“没事儿,车也好人也好,不能太矫情。”唐克大大咧咧地说道。
天色晚了的时候,我们路过了一个小村子,在高耸的山路上往下看,弯弯扭扭的山路好像一条银带将林海中的小村落圈在中间,如此辽阔的雪原中,几十座房子凑在一起就算是个村子了,红砖房带院子,大雪盖着屋顶,家家户户的烟囱里面冒着炊烟,房间里亮着柔软的黄色灯光,在墨蓝色的天穹和银灰色的雪原中显得格外温暖,让人有点儿挪不开步子。
我们下了公路,到村子里面找地方吃东西,沿路跟过路的农民打听,有人给我们指路,到了村子里唯一一家饭店。
说是饭店,门口立着个木头牌子,上面用手写着饭馆的名字,名字倒是起的响亮,“xx大酒店”,进去了是个巨大无比的院子,墙边还有猪圈,不过院子里盖了一层雪,看起来倒是干净。
乡下的餐厅看起来傻大傻大的,院子大,房间也大,空阔的地上摆着好几张桌子,估计村里有什么酒席就顶点在这儿办。
老板热情,见到就我们几个人,干脆让我们进了他们自己家的房间,是个干干净净的屋子,有火炕。
“脱鞋上炕!”
伙计说,这可能是我们进山之前最后一顿饭,能吃点儿好的就多吃点儿,进山了就什么都没了,唐克大手一挥,对着老板道:“那就招牌菜!你家啥好吃就给整啥!”
“得嘞!你们请好吧!”老板说着,又在隔壁抱了几个枕头过来,“一路累了吧?躺会儿,我这就给你们整饭去!”
我还是第一次坐在火炕上,接过老板递过来的枕头,是荞麦做的,里面好像还放着一些橘子皮,有着淡淡的香味,自家缝制,抱在怀里沉甸甸的,疯子先拽了个枕头在炕上找了个热腾腾的地方躺下,对我们道:“躺会儿,火炕是个好东西,对腰好。

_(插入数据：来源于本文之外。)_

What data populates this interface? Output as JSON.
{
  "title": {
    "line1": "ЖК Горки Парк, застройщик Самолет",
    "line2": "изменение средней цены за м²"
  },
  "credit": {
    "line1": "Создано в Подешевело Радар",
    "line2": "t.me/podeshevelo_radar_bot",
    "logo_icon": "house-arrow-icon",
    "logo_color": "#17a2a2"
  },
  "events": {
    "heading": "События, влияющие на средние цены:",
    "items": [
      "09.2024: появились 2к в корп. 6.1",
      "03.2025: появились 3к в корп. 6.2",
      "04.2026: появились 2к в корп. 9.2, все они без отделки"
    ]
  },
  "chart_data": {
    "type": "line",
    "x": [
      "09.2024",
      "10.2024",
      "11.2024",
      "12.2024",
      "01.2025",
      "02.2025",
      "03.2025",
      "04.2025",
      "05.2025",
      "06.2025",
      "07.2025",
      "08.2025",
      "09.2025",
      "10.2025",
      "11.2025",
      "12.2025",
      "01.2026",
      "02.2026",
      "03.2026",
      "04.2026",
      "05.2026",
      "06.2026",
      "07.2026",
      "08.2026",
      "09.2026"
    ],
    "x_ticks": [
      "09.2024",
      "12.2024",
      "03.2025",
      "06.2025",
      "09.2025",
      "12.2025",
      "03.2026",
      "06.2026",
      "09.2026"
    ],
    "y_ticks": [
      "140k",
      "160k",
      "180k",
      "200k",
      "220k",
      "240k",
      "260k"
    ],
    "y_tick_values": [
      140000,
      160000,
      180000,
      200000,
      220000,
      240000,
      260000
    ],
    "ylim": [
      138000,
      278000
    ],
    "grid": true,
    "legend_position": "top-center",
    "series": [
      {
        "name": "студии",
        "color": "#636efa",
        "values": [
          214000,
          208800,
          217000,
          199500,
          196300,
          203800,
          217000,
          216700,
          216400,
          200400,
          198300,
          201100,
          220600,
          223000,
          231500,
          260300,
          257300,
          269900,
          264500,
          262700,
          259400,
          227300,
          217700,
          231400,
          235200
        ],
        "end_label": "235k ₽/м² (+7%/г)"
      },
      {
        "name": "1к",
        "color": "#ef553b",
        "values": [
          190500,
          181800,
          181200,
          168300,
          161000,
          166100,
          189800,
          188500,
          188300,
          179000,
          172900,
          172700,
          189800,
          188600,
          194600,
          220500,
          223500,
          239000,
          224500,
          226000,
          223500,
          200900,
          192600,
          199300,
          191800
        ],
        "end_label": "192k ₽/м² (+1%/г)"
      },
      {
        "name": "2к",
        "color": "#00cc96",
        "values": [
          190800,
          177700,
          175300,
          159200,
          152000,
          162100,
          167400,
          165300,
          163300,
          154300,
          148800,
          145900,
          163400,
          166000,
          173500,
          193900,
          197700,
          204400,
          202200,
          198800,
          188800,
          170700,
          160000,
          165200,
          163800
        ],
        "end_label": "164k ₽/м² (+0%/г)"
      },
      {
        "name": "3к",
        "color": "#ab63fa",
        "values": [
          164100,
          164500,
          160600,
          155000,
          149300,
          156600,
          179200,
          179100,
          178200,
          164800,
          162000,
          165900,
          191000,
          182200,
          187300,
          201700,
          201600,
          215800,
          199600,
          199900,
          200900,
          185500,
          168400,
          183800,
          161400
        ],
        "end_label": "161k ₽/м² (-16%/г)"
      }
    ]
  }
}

”
躺在火炕上看着头顶,天棚也是自己糊的,上面是花花绿绿的玻璃纸,墙上贴着年画,窗户上黏着窗花,已经褪色了,原本的红色呈出淡淡的橘色,我的手边还放着个小扫把,用来扫炕的,也是自己扎的。
隔壁房间里是烧火做饭的声音,几个脚步声、切菜声、炒菜下锅时油花四溅哔哔啪啪的声音,所有声音交织在一起,十分热闹。
而窗户外面的房檐下挂着灯,暖洋洋的灯光照在积雪上,院子里时不时传来狗叫声。
一切都透着质朴而浓重的生活气息,我躺在炕上,百无聊赖地望着四周,格外羡慕这种热气腾腾的生活。
不知不觉好像是睡了一会儿,然后就闻到了饭菜的香味,老板端着只铁盆进来,盆里是满满的小鸡炖蘑菇,唐克直接用手捏了块鸡肉往嘴里放,刚放进去,就看他愣了一下,看到了枕在他腿上正睡着的河奈,又把鸡肉从嘴里抠出来,塞进了河奈嘴里。
虽然是有点儿恶心,可是又让人觉得羡慕。
饭菜一道道端上来,都是大碗大盆,小鸡炖蘑菇、猪肉酸菜炖粉条、血肠,都是正适合这火炕和炕桌的家常菜,还有河里捞的鱼,老板说是在冰上凿了个窟窿,从下面捞出来的,我听着新鲜,吃了一口,味道果然不大一样。
“有酒吗?”唐克端着饭碗往嘴里扒了几口,抬起头来问老板。
“有!二锅头!”
我看了唐克一眼,“喝?晚上不赶路了?”
旁边的伙计好像也是个老酒糟,搓着手有点儿兴奋的样子,“小齐爷,今晚就不走了吧?路也不好走,这热炕头的,好好休息一晚上,要不进山可就没这待遇了。”
我心说也行,反正也累了,一头扎进这热炕上,的确是连骨头都酥了,有点儿爬不起来。
“老板,”趁着老板拿着两瓶二锅头和酒杯进来,我问了一声道:“你们家晚上有住宿的地方么?外地人来你们这儿都住哪儿?”